# Quick and Easy transparent head



## Mayzshon (Jul 3, 2013)

OK, this is my first tutorial, but it's fairly simple:
You will need: A mannequin head, plastic wrap, transparent packing tape, and one of those blank masks from a craft store (more specifically, you need the package from one of those blank masks)








Wrap the mannequin in the plastic wrap, then wrap it with the packing tape. Basically, it's a variation on the "duct-tape dummy" idea. However there are two important differences between packing tape and duct tape. First,with transparent packing tape on plastic wrap, it's really easy to miss spots, so be careful about that.
Second, the packing tape isn't as flexible duct tape. It's fine for the basic head shape, but can't really get the face. This is where the package from the blank mask comes in handy.
Open the packaging for the mask. The mask we don't need, set it aside for some other project. The packaging should have two clear plastic face-shaped pieces that hold the mask in place, one in front, one in back. Either one will work. Cut away the excess plastic, the fasten it to the front of the mannequin head.

Carefully cut through the tape and plastic at the back of the head and remove the mannequin head. Tape it back closed again, and the end result should look something like this:








OK, less transparent, more translucent. Someone better at keeping the plastic wrap smooth than I would get better results.
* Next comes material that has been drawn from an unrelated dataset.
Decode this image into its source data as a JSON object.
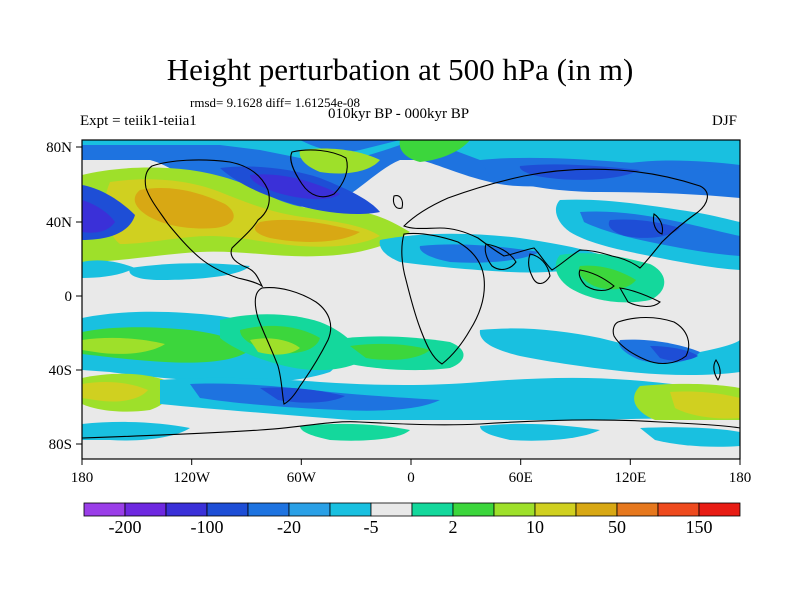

One idea I had for using this, would be if you did this, then followed this tutorial. You could then remove the head, and put a light or something in there. (Plus you could re-use the mannequin head multiple times.)


----------



## Mayzshon (Jul 3, 2013)

I've added some hair, sheets of plastic wrap taped at the top and layered. Then added some glow-in-the dark paint.

With the lights on:









With the lights off:


----------



## TRENTWOOD TERROR (Aug 13, 2014)

I am so going to try this It looks great


----------



## Stinkerbell n Frog Prince (Sep 4, 2009)

OOOOOOHHHHHH so cool....


----------